ARPA-H aims to create a culture of experimentation, embracing measured risk taking.54 As the first dedicated funding infrastructure in the health sphere for researchers to take bigger risks, it offers immense promise to generate impact beyond what is possible in the current ecosystem, complementing the work of partners in biopharma, philanthropy, and academia. The agency is intended to elevate visionary research ideas from across the innovation continuum, spanning disciplines and industries. Rather than develop specific drugs for specific diseases, ARPA-H seeks to generate new capabilities and platform technologies. The newly created agency is heavily leveraging lessons from DARPA and Advanced Research Projects Agency–Energy (ARPA-E), while considering the complexities of the health sector.55 While DARPA responds to defense needs, biomedical innovation requires coordinated action by public and private actors with differing incentives, and all research has implications for human health. The strategic focus areas outlined within ARPA-H are Health Science Futures, Scalable Solutions, Proactive Health, and Resilient Systems.56

Already the leadership of ARPA-H is discussing adding new questions to The Heilmeier Catechism, a set of questions developed by DARPA to help agency leaders evaluate research proposals.57 Additional question ideas include how an innovation will be impacted by cost and accessibility, what customer experience looks like, and whether the project could be misunderstood. It is important that ARPA-H program managers figure out “connector pieces” to the agencies that can help play key roles in approval and dissemination of any discovery.

As one interviewee shared, “the DARPA model works because the bureaucracy doesn’t slow the research.”58 Another interviewee spoke of “the huge gaping holes for incentives to engage on reimbursement” and cited later-stage cost impacts to Medicare if patients don’t receive adequate care in their lifespan.59 These points again highlight the importance of a holistic approach to discovery.

“The classic DARPA success is the internet, but no one came to them saying they wanted to invent the internet.

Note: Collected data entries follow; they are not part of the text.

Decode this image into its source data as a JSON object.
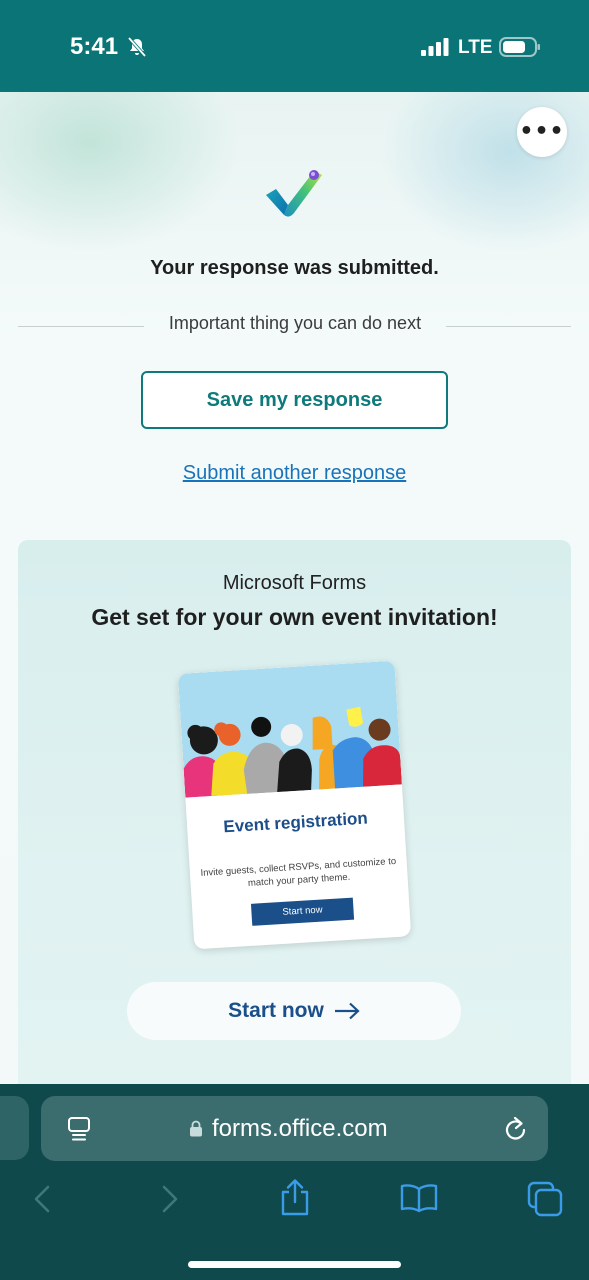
{
  "status_bar": {
    "time": "5:41",
    "carrier": "LTE",
    "icons": [
      "bell-slash-icon",
      "signal-icon",
      "battery-icon"
    ]
  },
  "confirmation": {
    "title": "Your response was submitted.",
    "next_label": "Important thing you can do next",
    "save_button": "Save my response",
    "submit_another_link": "Submit another response"
  },
  "promo": {
    "brand": "Microsoft Forms",
    "heading": "Get set for your own event invitation!",
    "card": {
      "title": "Event registration",
      "description": "Invite guests, collect RSVPs, and customize to match your party theme.",
      "button": "Start now"
    },
    "start_button": "Start now"
  },
  "browser": {
    "url": "forms.office.com",
    "icons": [
      "reader-icon",
      "lock-icon",
      "reload-icon",
      "back-icon",
      "forward-icon",
      "share-icon",
      "bookmarks-icon",
      "tabs-icon"
    ]
  },
  "colors": {
    "status_bar": "#0b7476",
    "accent_teal": "#0f7a7b",
    "link_blue": "#1a73b8",
    "brand_navy": "#1a4f8a",
    "browser_bar": "#10494b"
  }
}
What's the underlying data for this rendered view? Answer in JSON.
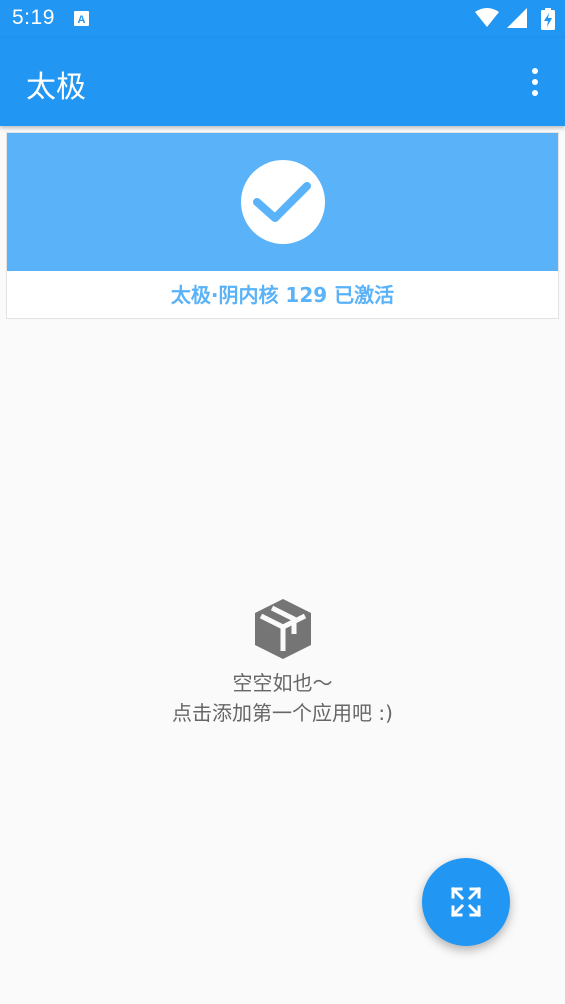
{
  "status_bar": {
    "time": "5:19",
    "notification_icon": "a-box-icon",
    "icons": [
      "wifi-icon",
      "signal-icon",
      "battery-charging-icon"
    ]
  },
  "app_bar": {
    "title": "太极",
    "menu_icon": "more-vert-icon"
  },
  "status_card": {
    "icon": "check-icon",
    "text": "太极·阴内核 129 已激活",
    "banner_color": "#5AB2F8"
  },
  "empty_state": {
    "icon": "package-icon",
    "line1": "空空如也～",
    "line2": "点击添加第一个应用吧 :)"
  },
  "fab": {
    "icon": "expand-arrows-icon"
  },
  "colors": {
    "primary": "#2196F3",
    "accent_light": "#5AB2F8",
    "background": "#fafafa"
  }
}
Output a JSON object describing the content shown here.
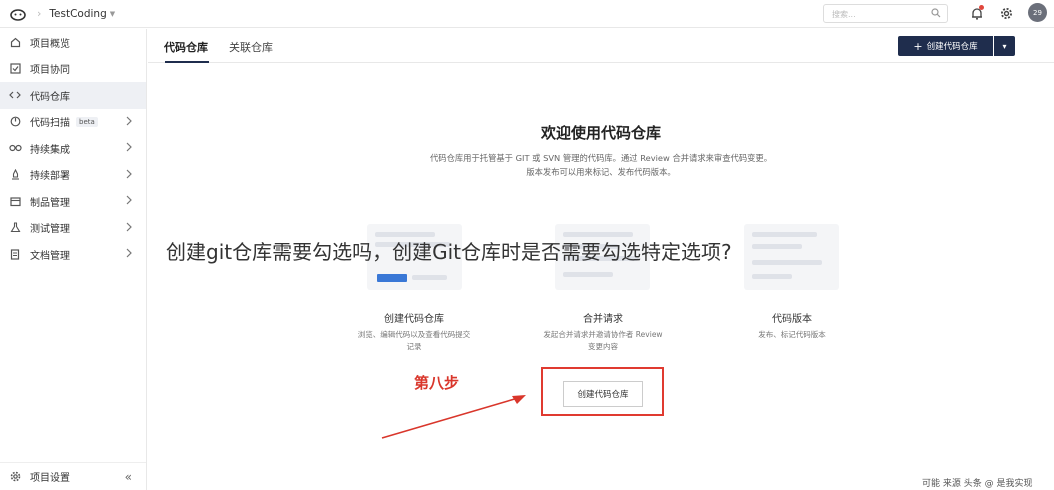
{
  "topbar": {
    "project_name": "TestCoding",
    "search_placeholder": "搜索...",
    "avatar_text": "29"
  },
  "sidebar": {
    "items": [
      {
        "label": "项目概览",
        "icon": "home-icon"
      },
      {
        "label": "项目协同",
        "icon": "checkbox-icon"
      },
      {
        "label": "代码仓库",
        "icon": "code-icon"
      },
      {
        "label": "代码扫描",
        "icon": "scan-icon",
        "badge": "beta"
      },
      {
        "label": "持续集成",
        "icon": "infinity-icon"
      },
      {
        "label": "持续部署",
        "icon": "rocket-icon"
      },
      {
        "label": "制品管理",
        "icon": "box-icon"
      },
      {
        "label": "测试管理",
        "icon": "flask-icon"
      },
      {
        "label": "文档管理",
        "icon": "doc-icon"
      }
    ],
    "bottom_label": "项目设置",
    "collapse_glyph": "«"
  },
  "tabs": [
    {
      "label": "代码仓库"
    },
    {
      "label": "关联仓库"
    }
  ],
  "create_button": {
    "label": "创建代码仓库",
    "dropdown_glyph": "▾"
  },
  "welcome": {
    "title": "欢迎使用代码仓库",
    "desc_line1": "代码仓库用于托管基于 GIT 或 SVN 管理的代码库。通过 Review 合并请求来审查代码变更。",
    "desc_line2": "版本发布可以用来标记、发布代码版本。"
  },
  "cards": [
    {
      "title": "创建代码仓库",
      "desc_line1": "浏览、编辑代码以及查看代码提交",
      "desc_line2": "记录"
    },
    {
      "title": "合并请求",
      "desc_line1": "发起合并请求并邀请协作者 Review",
      "desc_line2": "变更内容"
    },
    {
      "title": "代码版本",
      "desc_line1": "发布、标记代码版本",
      "desc_line2": ""
    }
  ],
  "annotation": {
    "step_label": "第八步",
    "button_label": "创建代码仓库",
    "color": "#e03a30"
  },
  "overlay_caption": "创建git仓库需要勾选吗，创建Git仓库时是否需要勾选特定选项?",
  "watermark": "可能 来源 头条 @ 是我实现",
  "colors": {
    "primary": "#1f2d4d",
    "active_bg": "#eef0f4",
    "accent_blue": "#3a78d6"
  }
}
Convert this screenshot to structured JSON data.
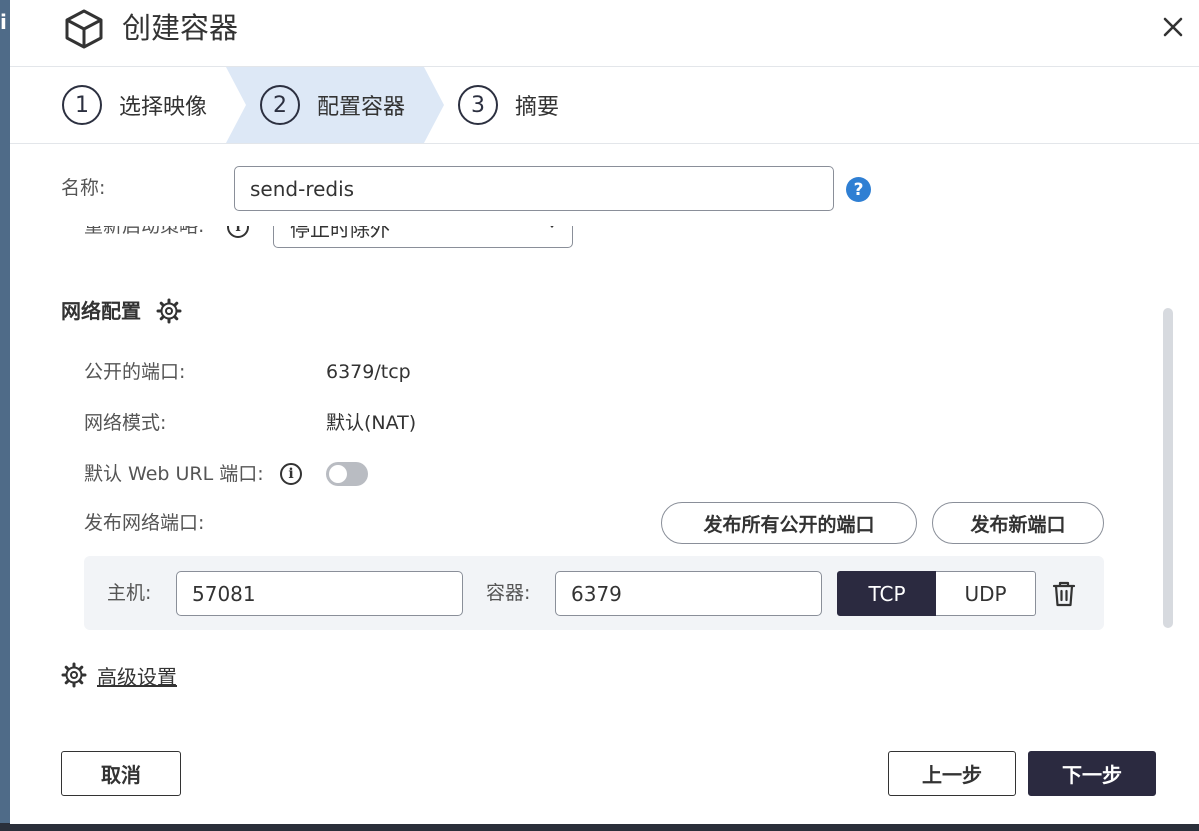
{
  "dialog": {
    "title": "创建容器",
    "icons": {
      "header": "cube-icon",
      "close": "close-icon"
    }
  },
  "steps": [
    {
      "num": "1",
      "label": "选择映像",
      "active": false
    },
    {
      "num": "2",
      "label": "配置容器",
      "active": true
    },
    {
      "num": "3",
      "label": "摘要",
      "active": false
    }
  ],
  "form": {
    "name_label": "名称:",
    "name_value": "send-redis",
    "help_glyph": "?",
    "restart_label": "重新启动策略:",
    "restart_value": "停止时除外"
  },
  "network": {
    "title": "网络配置",
    "exposed_ports_label": "公开的端口:",
    "exposed_ports_value": "6379/tcp",
    "network_mode_label": "网络模式:",
    "network_mode_value": "默认(NAT)",
    "web_url_label": "默认 Web URL 端口:",
    "web_url_enabled": false,
    "publish_label": "发布网络端口:",
    "publish_all_button": "发布所有公开的端口",
    "publish_new_button": "发布新端口",
    "port_mapping": {
      "host_label": "主机:",
      "host_value": "57081",
      "container_label": "容器:",
      "container_value": "6379",
      "protocol_options": [
        "TCP",
        "UDP"
      ],
      "selected_protocol": "TCP"
    }
  },
  "advanced": {
    "label": "高级设置"
  },
  "footer": {
    "cancel": "取消",
    "back": "上一步",
    "next": "下一步"
  },
  "colors": {
    "accent_dark": "#2b2a40",
    "step_active_bg": "#dde8f6",
    "help_blue": "#2f7fd3"
  }
}
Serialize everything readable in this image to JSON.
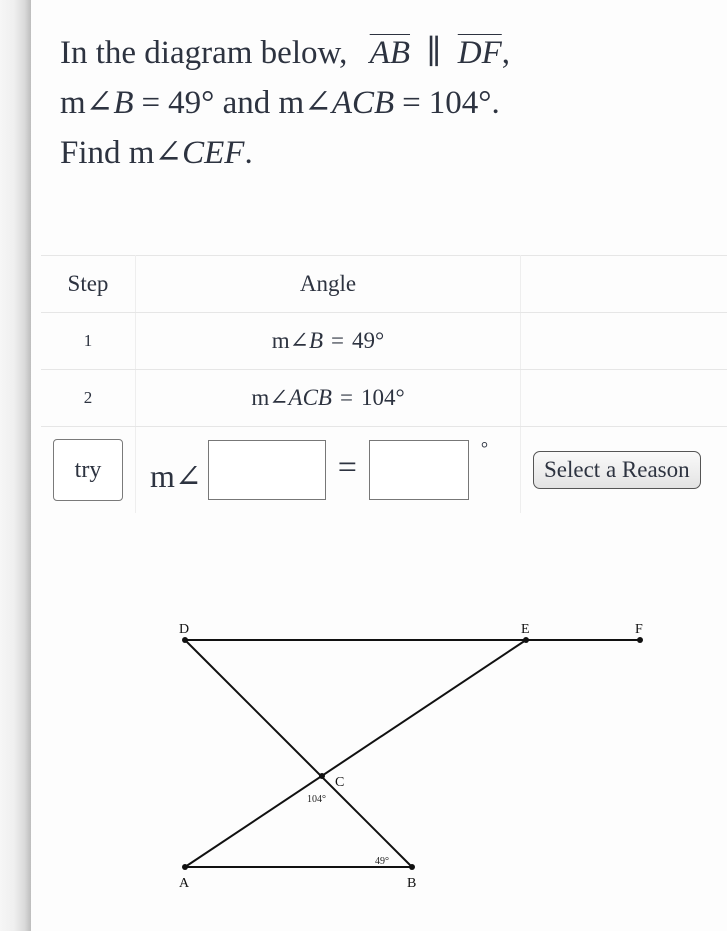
{
  "question": {
    "line1_prefix": "In the diagram below,",
    "segment1": "AB",
    "parallel_symbol": "∥",
    "segment2": "DF",
    "line1_suffix": ",",
    "line2_m1": "m∠",
    "line2_angle1": "B",
    "line2_eq1": "=",
    "line2_val1": "49°",
    "line2_and": "and",
    "line2_m2": "m∠",
    "line2_angle2": "ACB",
    "line2_eq2": "=",
    "line2_val2": "104°.",
    "line3_find": "Find",
    "line3_m": "m∠",
    "line3_angle": "CEF",
    "line3_suffix": "."
  },
  "table": {
    "headers": {
      "step": "Step",
      "angle": "Angle",
      "reason": ""
    },
    "rows": [
      {
        "step": "1",
        "m": "m∠",
        "angle": "B",
        "eq": "=",
        "value": "49°"
      },
      {
        "step": "2",
        "m": "m∠",
        "angle": "ACB",
        "eq": "=",
        "value": "104°"
      }
    ],
    "try_row": {
      "button_label": "try",
      "m_angle_prefix": "m∠",
      "angle_input_value": "",
      "eq": "=",
      "value_input_value": "",
      "degree_symbol": "°",
      "reason_button_label": "Select a Reason"
    }
  },
  "diagram": {
    "points": {
      "D": "D",
      "E": "E",
      "F": "F",
      "C": "C",
      "A": "A",
      "B": "B"
    },
    "angle_labels": {
      "acb": "104°",
      "b": "49°"
    }
  }
}
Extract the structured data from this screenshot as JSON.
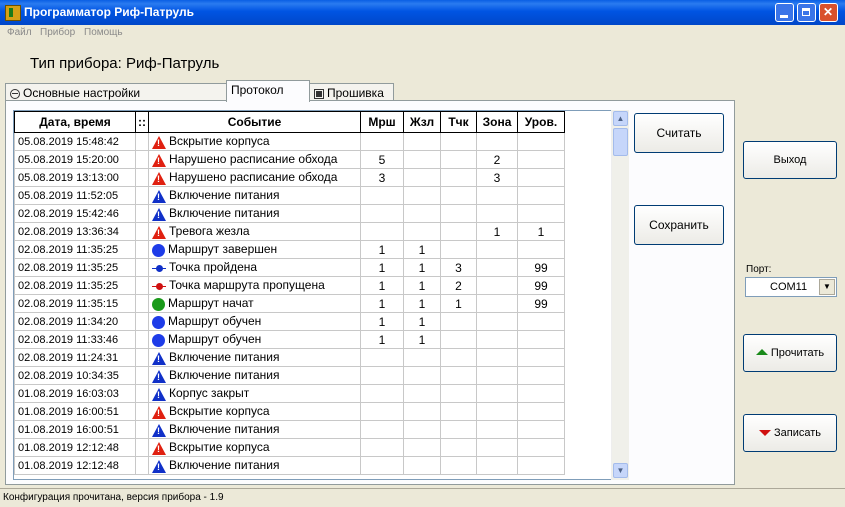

It was a communications problem in the military, and they ended up with the internet from it. GPS was developed because they had a navigation problem in the military. So you have to define a problem for ARPA-H to solve, and it can’t solve for everything. The program managers’ ability to distill the problem is of course key.”60 -Interviewee

Fund place-based innovation ecosystems. There is a risk that new and exciting initiatives like ARPA-H can fall into systemic traps where typical funding models lie, such as directing funds to the most funded investigators or well-known institutions as well as the most funded research areas. The research environment also tends to cater to many of the same places and hubs of innovation, and ARPA-H leaders should take extra steps to fund a more diverse pool of researchers as is detailed in its mission. The pandemic accelerated new thinking and paradigms about where workforce can reside, and this will likely hold true for both staff and those funded by ARPA-H.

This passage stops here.